In our region, in the Yucatan Peninsula, compared to other areas of the country, we are apparently in a less risky situation. However, there have already been threats to different leaders, especially in the fight against aoelic (energy sources). This year in Tabasco there have been murders of leaders and environmental activists, in a reigion that is very close, here in the south-southeast region. We think there is an escalation of violence.
The Mayan Train [a mega interstatal transportation project], in our region, Bacalar, in Quintana Roo, has created a tremendous speculation of the land, and in the past year many people have come from outside, and violence, murders, and disappearances are already mounting, that didn’t exist here. This project has not yet started, but the mere fact of announcing it has brought speculation and modifications in our region.
What would you like to tell other peoples about your struggles about your collective aspirations?
I would tell the indigenous sisters and brothers of the Americaa, that we should not lower our guard, that we should ally, unite, weave nets between us, among us, because the capitalist monster is becoming more aggressive. We need to bond; I think it is essential that women in our villages join forces, that there are women’s organizations, that they defend life, we protect the lives of everyone. The being of women and youngsters in the struggle is necessary. We have much to do because they cannot take away this land that we have long taken care of, from our elders. We have to keep standing.

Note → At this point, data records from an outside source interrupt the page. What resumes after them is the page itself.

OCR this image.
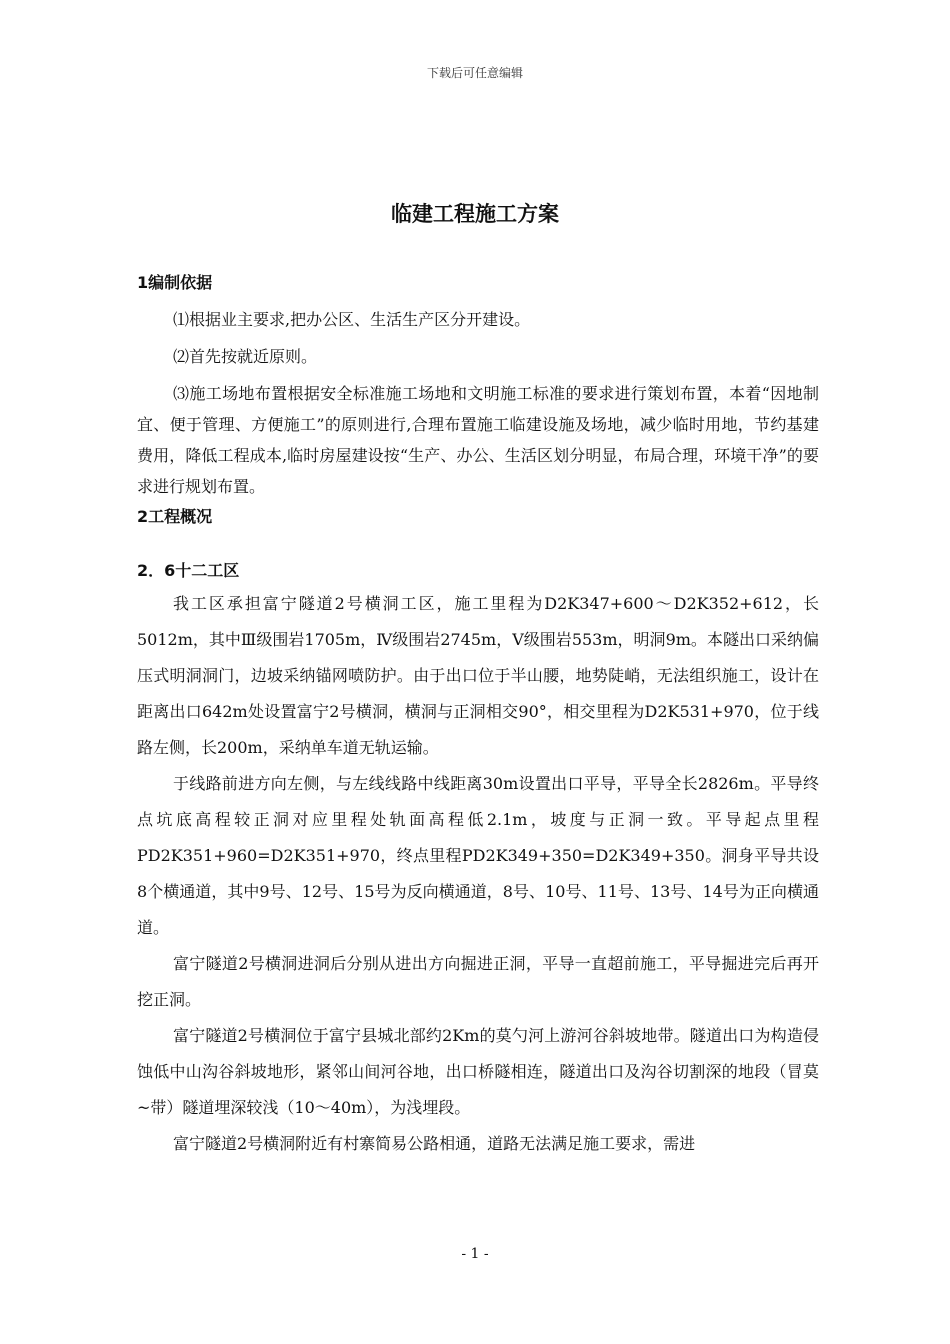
下载后可任意编辑
临建工程施工方案

1编制依据

⑴根据业主要求,把办公区、生活生产区分开建设。

⑵首先按就近原则。

⑶施工场地布置根据安全标准施工场地和文明施工标准的要求进行策划布置，本着“因地制宜、便于管理、方便施工”的原则进行,合理布置施工临建设施及场地，减少临时用地，节约基建费用，降低工程成本,临时房屋建设按“生产、办公、生活区划分明显，布局合理，环境干净”的要求进行规划布置。

2工程概况

2．6十二工区

我工区承担富宁隧道2号横洞工区，施工里程为D2K347+600～D2K352+612，长5012m，其中Ⅲ级围岩1705m，Ⅳ级围岩2745m，Ⅴ级围岩553m，明洞9m。本隧出口采纳偏压式明洞洞门，边坡采纳锚网喷防护。由于出口位于半山腰，地势陡峭，无法组织施工，设计在距离出口642m处设置富宁2号横洞，横洞与正洞相交90°，相交里程为D2K531+970，位于线路左侧，长200m，采纳单车道无轨运输。

于线路前进方向左侧，与左线线路中线距离30m设置出口平导，平导全长2826m。平导终点坑底高程较正洞对应里程处轨面高程低2.1m，坡度与正洞一致。平导起点里程PD2K351+960=D2K351+970，终点里程PD2K349+350=D2K349+350。洞身平导共设8个横通道，其中9号、12号、15号为反向横通道，8号、10号、11号、13号、14号为正向横通道。

富宁隧道2号横洞进洞后分别从进出方向掘进正洞，平导一直超前施工，平导掘进完后再开挖正洞。

富宁隧道2号横洞位于富宁县城北部约2Km的莫勺河上游河谷斜坡地带。隧道出口为构造侵蚀低中山沟谷斜坡地形，紧邻山间河谷地，出口桥隧相连，隧道出口及沟谷切割深的地段（冒莫~带）隧道埋深较浅（10～40m），为浅埋段。

富宁隧道2号横洞附近有村寨简易公路相通，道路无法满足施工要求，需进

- 1 -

Now, you are not currently in Mexico. What are you doing in India?One of the dreams of our organization is to develop a community center, with an educational space, that can summon women and girls, boys and young people from our communities to produce traditional medicine, to run workshops of political formation, to make our space of production for women, to be able to live with the colleagues of the Native Seed Collective.
Within the framework of that dream, we want to start our own community radio as well. We had the invitation this year from BareFoot College, which is like the community college here in India. We were awarded three scholarships for our organization to come to study solar engineering. We are learning to install solar panels, with the intention of returning to our communities, and starting that process, particularly with people who do not have [electric] energy. We think that this is a great opportunity because it would give us the ability, first, to make an installation in our community center, but above all, to teach other women and young people a new trade, which in this case is that of solar engineering.

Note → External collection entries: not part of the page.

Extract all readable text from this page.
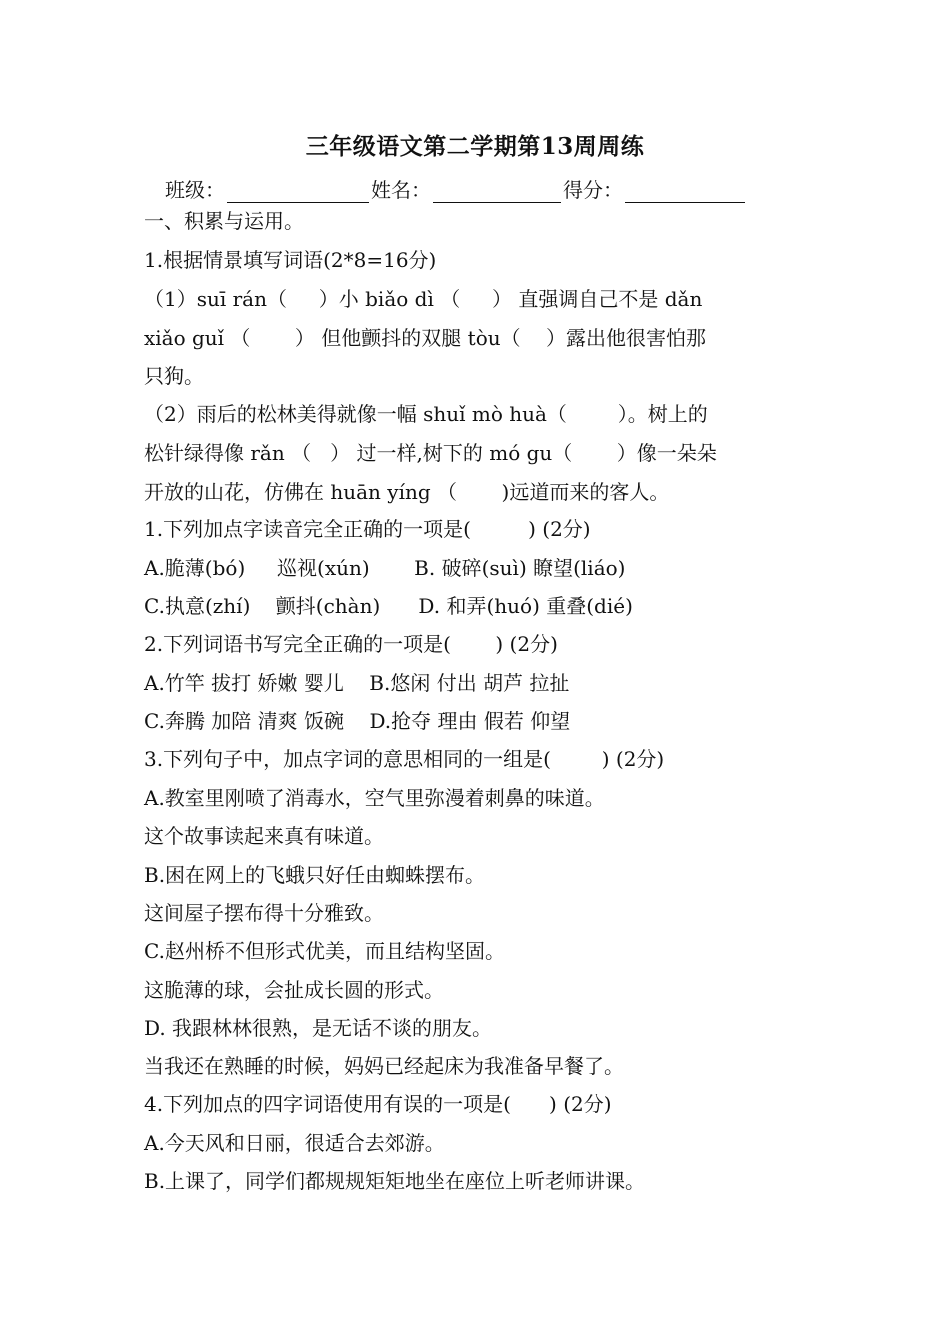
三年级语文第二学期第13周周练
班级：	姓名：	得分：
一、积累与运用。
1.根据情景填写词语(2*8=16分)
（1）suī rán（     ）小 biǎo dì （     ） 直强调自己不是 dǎn
xiǎo guǐ （       ） 但他颤抖的双腿 tòu（    ）露出他很害怕那
只狗。
（2）雨后的松林美得就像一幅 shuǐ mò huà（        ）。树上的
松针绿得像 rǎn （   ） 过一样,树下的 mó gu（       ）像一朵朵
开放的山花，仿佛在 huān yíng （       )远道而来的客人。
1.下列加点字读音完全正确的一项是(         ) (2分)
A.脆薄(bó)     巡视(xún)       B. 破碎(suì) 瞭望(liáo)
C.执意(zhí)    颤抖(chàn)      D. 和弄(huó) 重叠(dié)
2.下列词语书写完全正确的一项是(       ) (2分)
A.竹竿 拔打 娇嫩 婴儿    B.悠闲 付出 胡芦 拉扯
C.奔腾 加陪 清爽 饭碗    D.抢夺 理由 假若 仰望
3.下列句子中，加点字词的意思相同的一组是(        ) (2分)
A.教室里刚喷了消毒水，空气里弥漫着刺鼻的味道。
这个故事读起来真有味道。
B.困在网上的飞蛾只好任由蜘蛛摆布。
这间屋子摆布得十分雅致。
C.赵州桥不但形式优美，而且结构坚固。
这脆薄的球，会扯成长圆的形式。
D. 我跟林林很熟，是无话不谈的朋友。
当我还在熟睡的时候，妈妈已经起床为我准备早餐了。
4.下列加点的四字词语使用有误的一项是(      ) (2分)
A.今天风和日丽，很适合去郊游。
B.上课了，同学们都规规矩矩地坐在座位上听老师讲课。
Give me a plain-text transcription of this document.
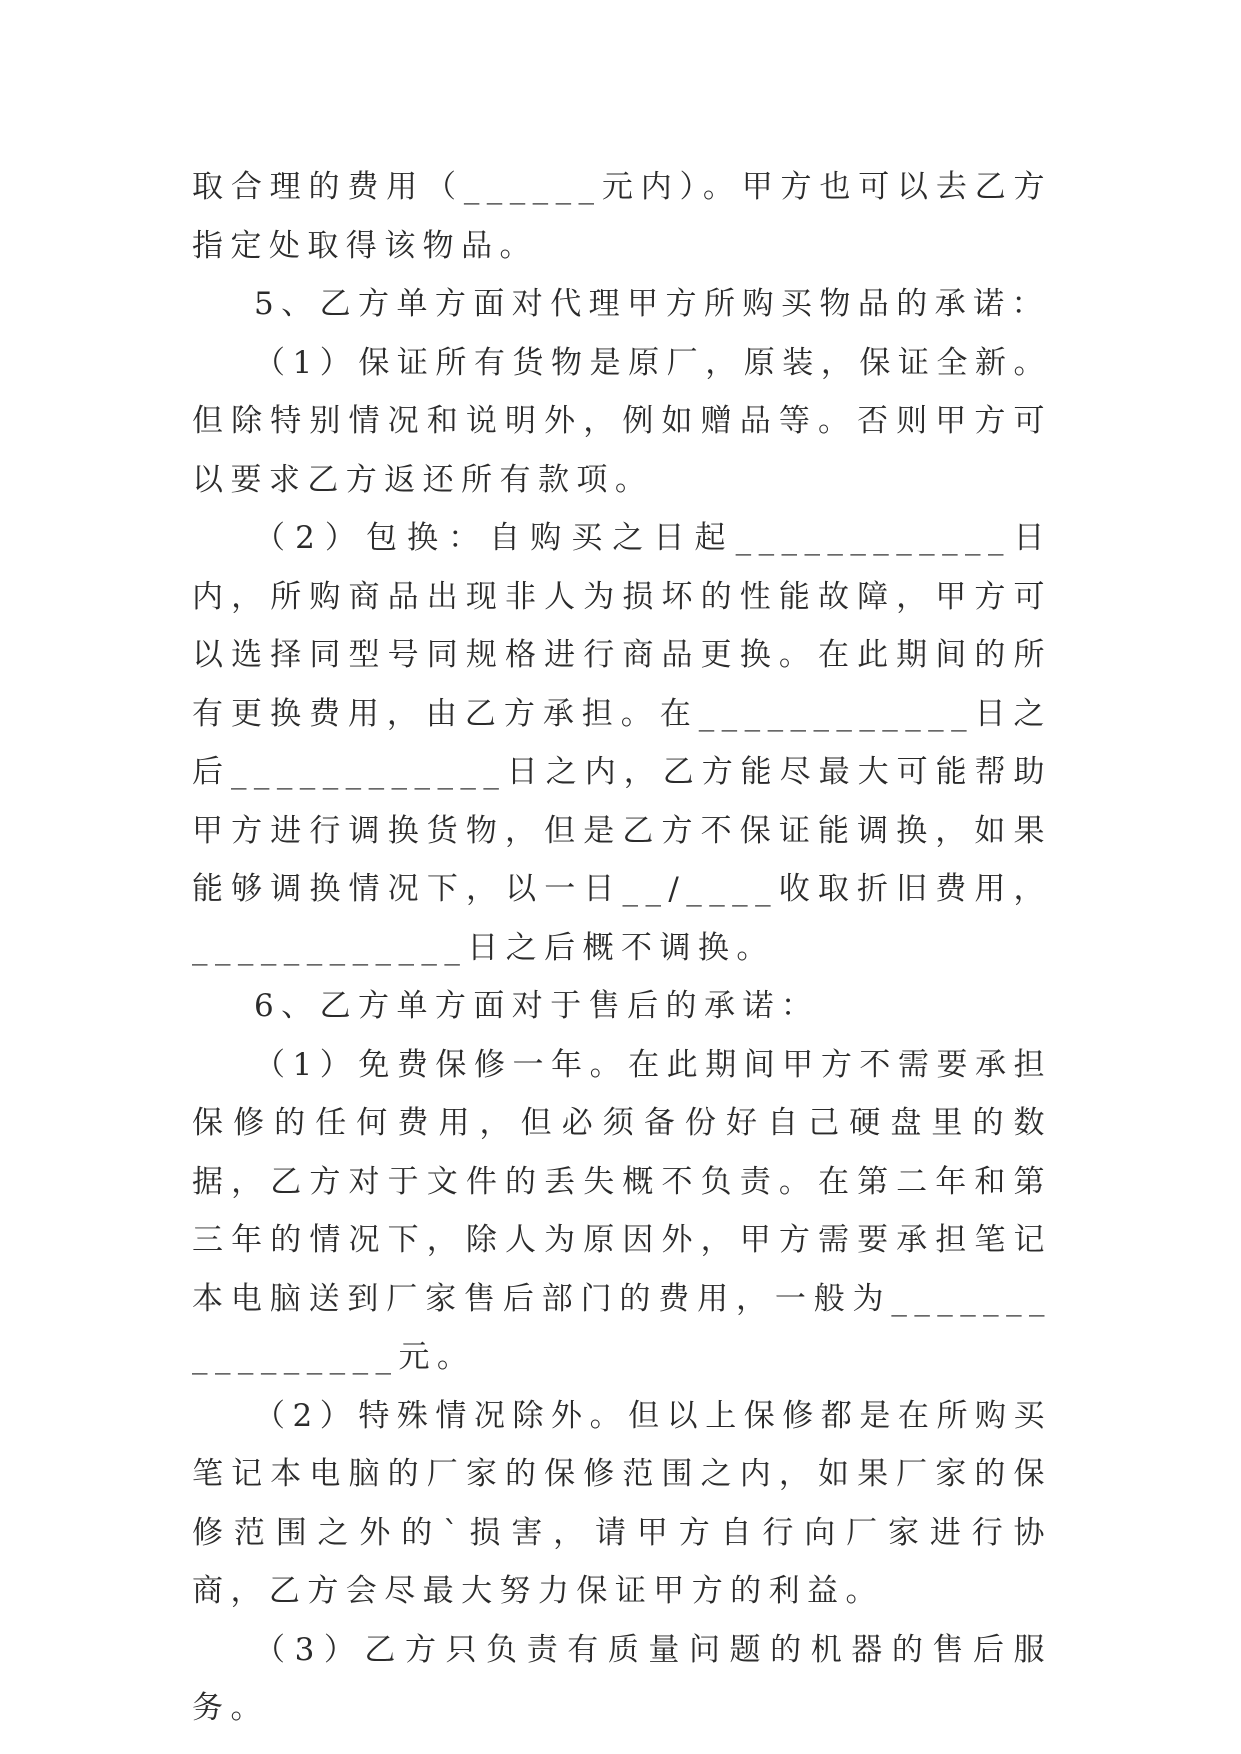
取合理的费用（______元内）。甲方也可以去乙方指定处取得该物品。

5、乙方单方面对代理甲方所购买物品的承诺：

（1）保证所有货物是原厂，原装，保证全新。但除特别情况和说明外，例如赠品等。否则甲方可以要求乙方返还所有款项。

（2）包换：自购买之日起____________日内，所购商品出现非人为损坏的性能故障，甲方可以选择同型号同规格进行商品更换。在此期间的所有更换费用，由乙方承担。在____________日之后____________日之内，乙方能尽最大可能帮助甲方进行调换货物，但是乙方不保证能调换，如果能够调换情况下，以一日__/____收取折旧费用，____________日之后概不调换。

6、乙方单方面对于售后的承诺：

（1）免费保修一年。在此期间甲方不需要承担保修的任何费用，但必须备份好自己硬盘里的数据，乙方对于文件的丢失概不负责。在第二年和第三年的情况下，除人为原因外，甲方需要承担笔记本电脑送到厂家售后部门的费用，一般为________________元。

（2）特殊情况除外。但以上保修都是在所购买笔记本电脑的厂家的保修范围之内，如果厂家的保修范围之外的`损害，请甲方自行向厂家进行协商，乙方会尽最大努力保证甲方的利益。

（3）乙方只负责有质量问题的机器的售后服务。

We will be in India from September until February. We are living with 50 rural and indigenous women from all over the world, with women from Syria, Egypt, Botswana, Mali, Cameroon, Malaysia, Thailand, Colombia, Paraguay, and Indonesia. It is a tremendous experience, first because it is a very inspiring space, a huge school, where we have an exciting cultural learning, where we seek together how to communicate (because we all have different languages). But it is an outstanding experience for us and very inspiring to return and do a lot in our communities. We are in northern India, Rajasthan, in a village called Tilonia.